The Risk of Diminishing Returns?

It's no secret that I am a big advocate for gathering together with others in the genealogy world. Virtual searches may be handy and online access to friends around the world fantastic, but there is nothing like being able to get together and speak with fellow enthusiasts, face to face. Perhaps that's why I'm so disappointed in turns of events such as the unreachable FGS Conference in Washington, D.C., and the cancellation of next year's Southern California Genealogical Society's Jamboree.

Don't think yesterday's post means I won't be going to any genealogy conferences in the near future. On the contrary, though I just wasn't up for a cross-country flight to attend this year's FGS Conference in Washington, D.C., I am planning on attending another conference. It's just that this one is a tad smaller than that event at the nation's capital. Much smaller, in fact. And I like that: intimate and focused.

The next conference I'll be attending will be the Association of Professional Genealogists' conference this September, held—handily for me—in Salt Lake City, where I also hope to snag a few quiet moments at the Family History Library to peruse some otherwise impossible-to-locate books on my southern ancestors.

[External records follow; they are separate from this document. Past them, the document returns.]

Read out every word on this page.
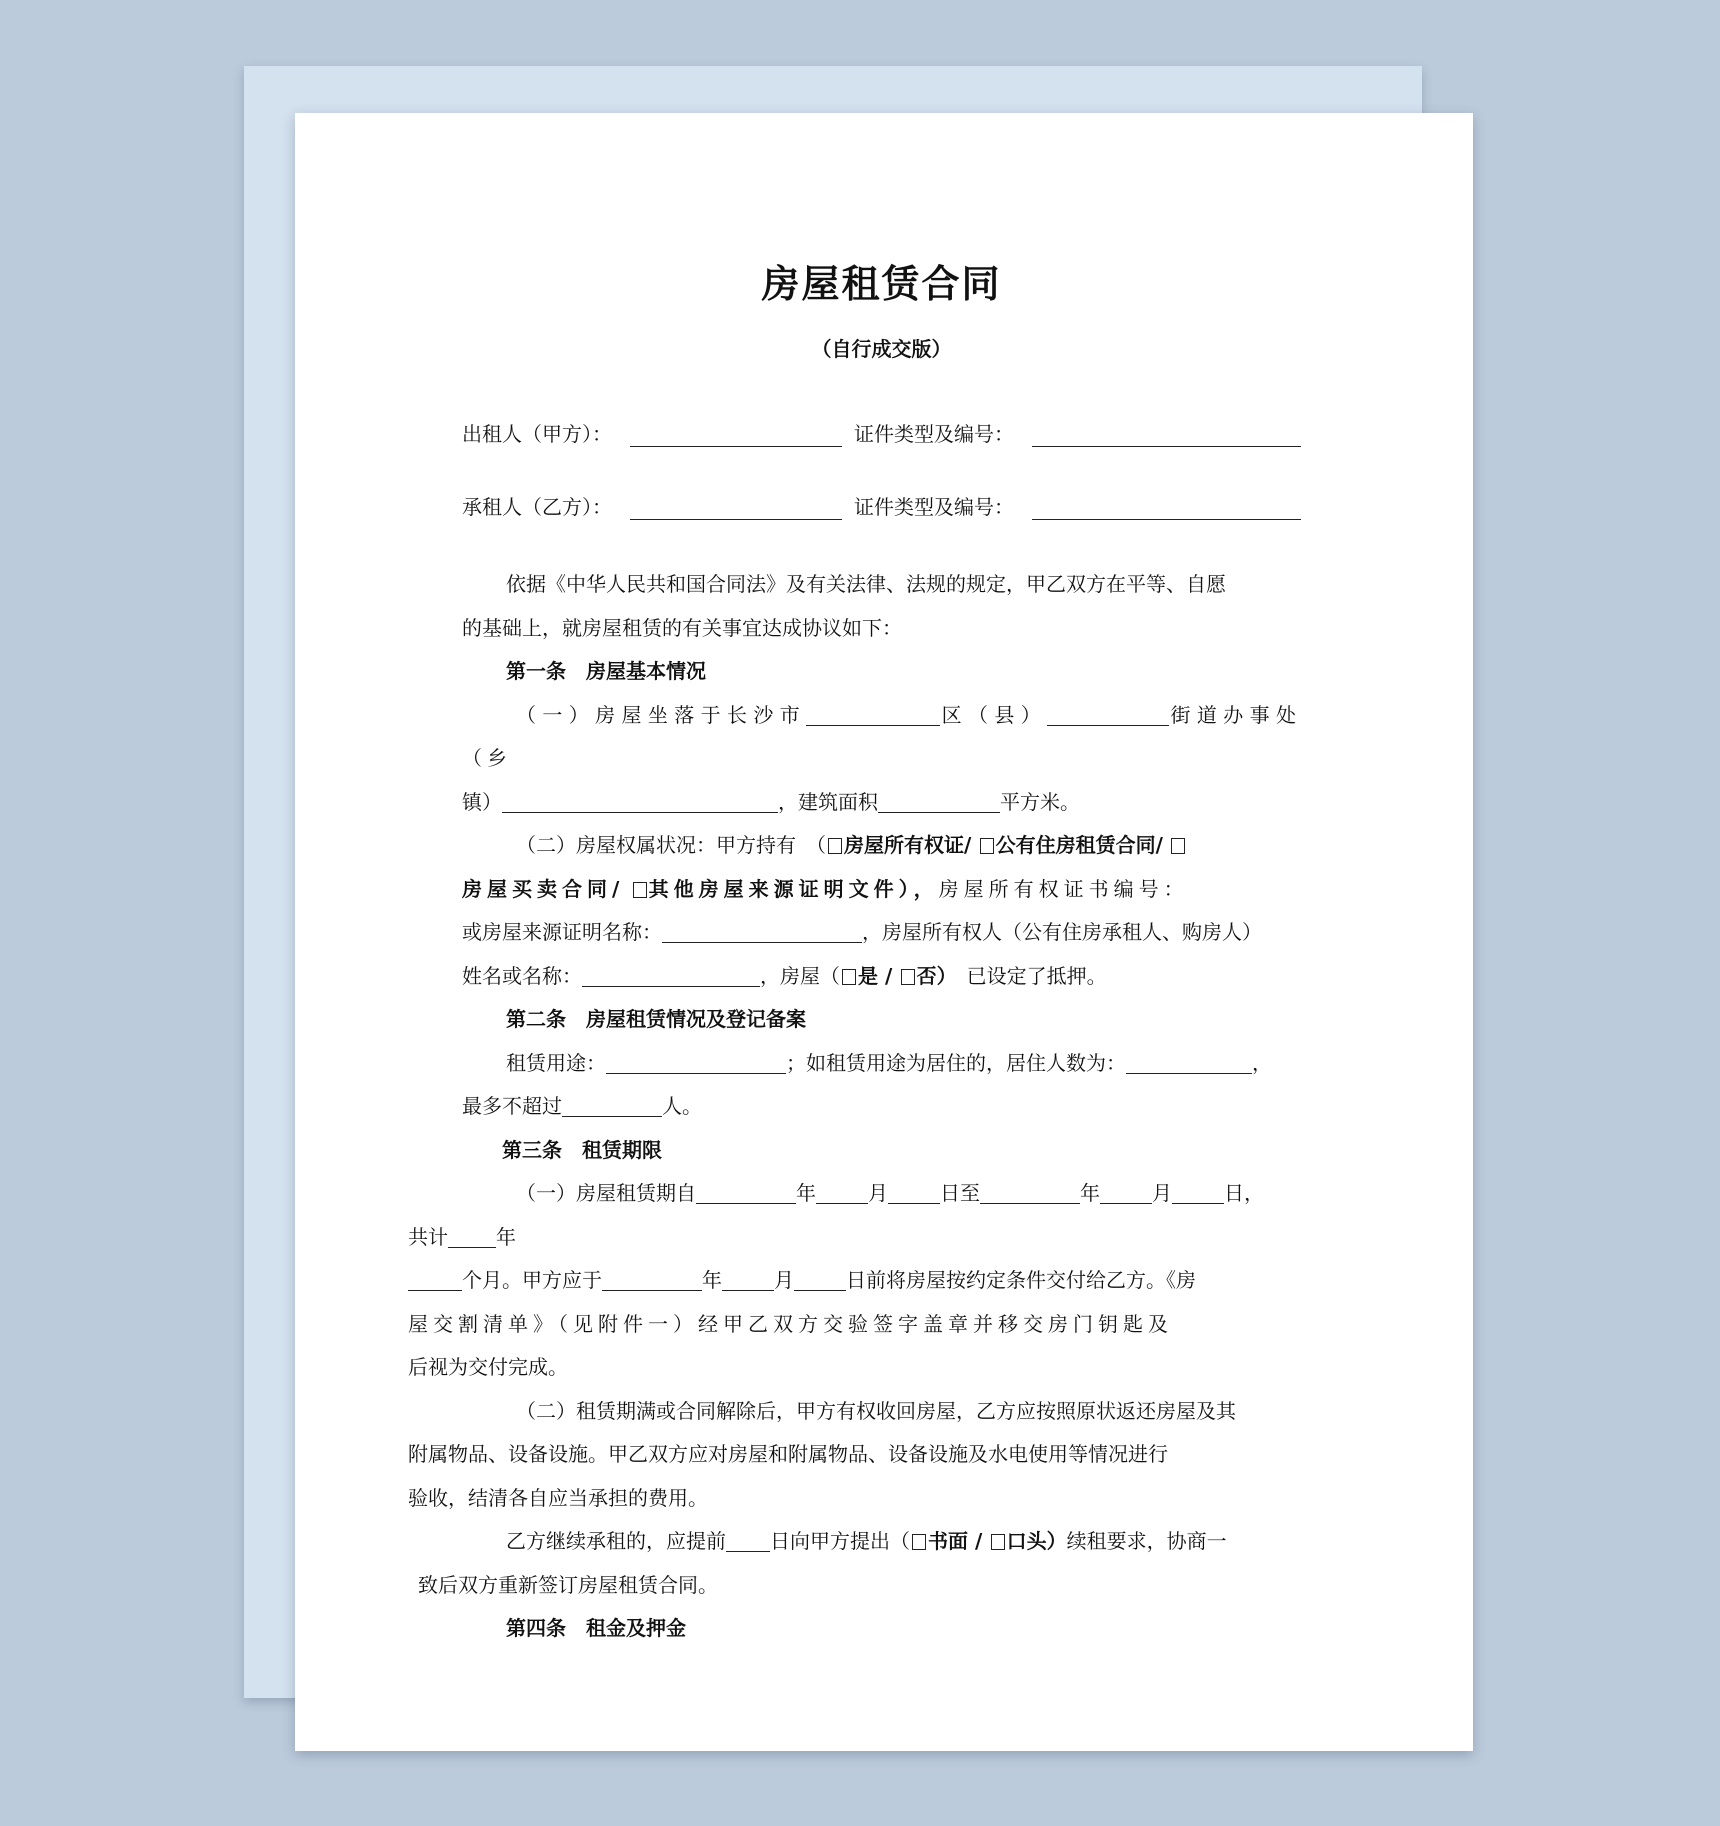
房屋租赁合同
（自行成交版）
出租人（甲方）：	证件类型及编号：
承租人（乙方）：	证件类型及编号：

依据《中华人民共和国合同法》及有关法律、法规的规定，甲乙双方在平等、自愿
的基础上，就房屋租赁的有关事宜达成协议如下：

第一条　房屋基本情况

（一）房屋坐落于长沙市	区（县）	街道办事处（乡
镇）	，建筑面积	平方米。

（二）房屋权属状况：甲方持有　（ 房屋所有权证/ 公有住房租赁合同/
房屋买卖合同/ 其他房屋来源证明文件），房屋所有权证书编号：
或房屋来源证明名称：	，房屋所有权人（公有住房承租人、购房人）
姓名或名称：	，房屋（ 是 / 否）　已设定了抵押。

第二条　房屋租赁情况及登记备案

租赁用途：	；如租赁用途为居住的，居住人数为：	，
最多不超过	人。

第三条　租赁期限

（一）房屋租赁期自	年	月	日至	年	月	日，
共计 年
个月。甲方应于	年	月	日前将房屋按约定条件交付给乙方。《房
屋交割清单》（见附件一）经甲乙双方交验签字盖章并移交房门钥匙及
后视为交付完成。

（二）租赁期满或合同解除后，甲方有权收回房屋，乙方应按照原状返还房屋及其
附属物品、设备设施。甲乙双方应对房屋和附属物品、设备设施及水电使用等情况进行
验收，结清各自应当承担的费用。

乙方继续承租的，应提前 日向甲方提出（ 书面 / 口头）续租要求，协商一
致后双方重新签订房屋租赁合同。

第四条　租金及押金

The Family History Library, though, is just a bonus. The goal for that September conference is to hear several of genealogy's most respected researchers, people such as Elizabeth Shown Mills, Judy Russell, and the coordinator for the southern research course I took at SLIG last year, J. Mark Lowe. Besides, I'll get to hear fellow genea-blogger Elizabeth O'Neal wrap up the three-day event with her presentation on what she knows best: building websites.

It will all be happening this September 19 through 21, barely a month after FGS wraps up their national event. While I wish I could attend the FGS event, I also know that the speakers, fellow attendees, and subject matter at the Association of Professional Genealogists' Professional Management Conference will provide the business management orientation I need at this point.

Next year, I'd love to get back on track with the FGS conference—especially considering the venue location will move to Kansas City, much closer to home for me. I'll be doubly blessed in 2020, as the APG conference will also head farther west—this time, to Portland from October 15 through 17, according to APG's Twitter feed—so I'll be able to revel in genealogical gatherings to my heart's content, despite the already-sorely-missed Jamboree for June of that same year.

Still, no matter how many genealogy conferences I'm able to attend, the sobering thought is that convening in person—whether for genealogy or any other topic—may be a luxury of the past, if we heed the warning signs of past conference counts. While I howl at the distance involved in attending the FGS conference, others enjoy the proximity of a conference near their east coast home turf—and my delight at a Portland event correspondingly depresses Atlantic seaboard attendance. This, and many other trajectories, negatively impact our ability to target successful large events. Thomas MacEntee made some pertinent comments on that, following on the heels of SCGS' Jamboree "leap forward" announcement last June.

No matter what I think about the necessity of meeting together as we partner on genealogical projects, the numbers at conferences, in retrospect, predict whether our future in genealogy will include such an outlet for us.


  1. Maybe there are too many conferences......? maybe groups could conference every other year?

    1. That is a great suggestion, Susie Q. Whatever these groups decide, I hope their innovative resolution includes some form of face-to-face interaction. We all need to get out of our genealogy caves every once in a while!

  2. Replies
    1. Yes, that is true, Far Side. I do appreciate the ability to get out and attend meetings. Maybe the answer, at least on a personal level, is to shop these conferences a little more widely.